Academic Research
New book coming soon.
Academic Research
2018–Feb 2024
PhD, History
Centre for Historical Studies
Jawaharlal Nehru University
India
2016–2018
MPhil, History
Centre for Historical Studies
Jawaharlal Nehru University
India
My PhD thesis titled The Life and Letters of Abdul Jalil Bilgrami: A Study of the Literary Pursuits of a Petty Official in Eighteenth Century Mughal India is a microhistorical study of the life of a low-ranking bureaucrat. Working under the supervision of Prof. Najaf Haider, I concentrate on the first three decades of the eighteenth century, intending to capture the lived experience of a commoner serving the empire in the period of administrative decline. To authentically capture such an experience, I move away from the use of conventional historical sources such as court chronicles and commissioned histories—which tend to focus exclusively on the elite—to personal letters and poetry. These literary works written in the private domain provide an excellent opportunity to visualize the very pedestrian experience of imperial decline, presenting before us an ant's-eye view. Thus, the thesis, macro-historically, aims to offer itself as a unique history of the fall of the Mughal empire.

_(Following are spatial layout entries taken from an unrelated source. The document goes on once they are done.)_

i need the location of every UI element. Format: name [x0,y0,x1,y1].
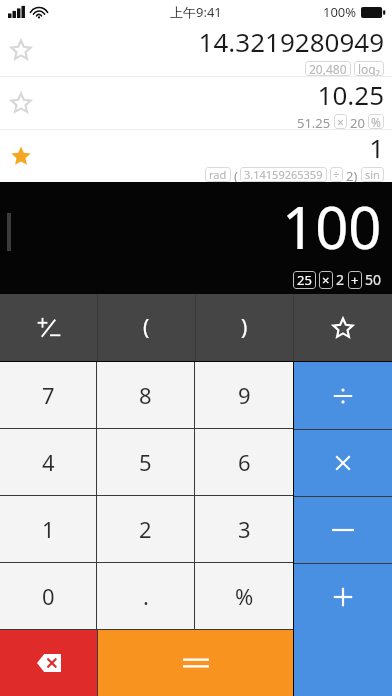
button[interactable]: ) [196,294,293,361]
staticText: 1 [369,130,384,165]
button[interactable]: 14.3219280949 [0,24,392,76]
staticText: . [143,581,149,611]
staticText: 5 [139,447,152,477]
staticText: 2) [346,167,358,182]
button[interactable]: 6 [195,429,293,495]
staticText: 51.25 [297,114,331,129]
button[interactable]: 8 [97,362,194,428]
button[interactable]: 0 [0,563,96,629]
staticText: rad [209,167,227,182]
button[interactable]: Divide [294,362,392,429]
staticText: sin [365,167,380,182]
button[interactable]: 3 [195,496,293,562]
staticText: 3 [238,514,251,544]
button[interactable]: Plus [294,564,392,696]
staticText: × [337,114,344,129]
staticText: 6 [238,447,251,477]
staticText: 25 [297,271,312,289]
button[interactable]: 2 [97,496,194,562]
button[interactable]: Minus [294,497,392,563]
button[interactable]: 10.25 [0,77,392,129]
staticText: 8 [139,380,152,410]
staticText: 2 [336,270,345,289]
staticText: 50 [365,270,382,289]
staticText: 4 [42,447,55,477]
staticText: ( [234,167,238,182]
staticText: % [371,114,381,129]
staticText: % [235,581,254,611]
staticText: 上午9:41 [170,3,222,21]
button[interactable]: ( [98,294,195,361]
staticText: 20,480 [309,61,347,76]
button[interactable]: Equals [98,630,293,696]
staticText: × [322,271,330,289]
button[interactable]: 7 [0,362,96,428]
button[interactable]: 1 [0,130,392,182]
staticText: 9 [238,380,251,410]
button[interactable]: Delete [0,630,97,696]
button[interactable]: Multiply [294,430,392,496]
staticText: 10.25 [317,77,384,112]
button[interactable]: 5 [97,429,194,495]
button[interactable]: 4 [0,429,96,495]
staticText: ) [241,313,248,342]
staticText: ÷ [333,167,340,182]
staticText: 20 [350,114,365,129]
staticText: 2 [139,514,152,544]
button[interactable]: 9 [195,362,293,428]
staticText: + [351,271,359,289]
button[interactable]: . [97,563,194,629]
staticText: 3.14159265359 [244,167,323,182]
staticText: ( [143,313,150,342]
staticText: 7 [42,380,55,410]
staticText: log₂ [358,61,380,76]
staticText: 0 [42,581,55,611]
staticText: 100 [282,187,382,266]
staticText: 1 [42,514,55,544]
button[interactable]: Favorite [294,294,392,361]
button[interactable]: % [195,563,293,629]
staticText: 100% [323,3,357,21]
button[interactable]: Plus minus sign [0,294,97,361]
staticText: 14.3219280949 [198,24,384,59]
button[interactable]: 1 [0,496,96,562]
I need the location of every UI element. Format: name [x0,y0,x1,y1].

The ideas for my thesis developed during the course of my MPhil degree for the fulfilment of which I submitted my dissertation titled, Being a Mansabdar: Norms of Civility and Issues of Identity in Mughal Lower Bureaucracy. As the titles and themes of my thesis and dissertation suggest, I have always been interested in the history of the marginal; the ones lost to time because of the apparent paucity of sources preserving their voices. Yet, such a supposed paucity needs to be and has been constantly challenged with recent historiographical developments giving people's history its rightful place in the discourse. However, such trends have also created a rigid dichotomy between the elite and the non-elite, ignoring the presence of the middle strata.
To reassert their presence, my recently published article Revisiting the Mirzanama: Class Consciousness and the Mughal Middle Classes, The Medieval History Journal, Vol. 26, No. 1, April 2023) argues for the existence of a sufficiently distinguishable and conscious middling section in Mughal Indian society.
As is clear from above, I specialize in literary history, microhistory and socio-cultural history.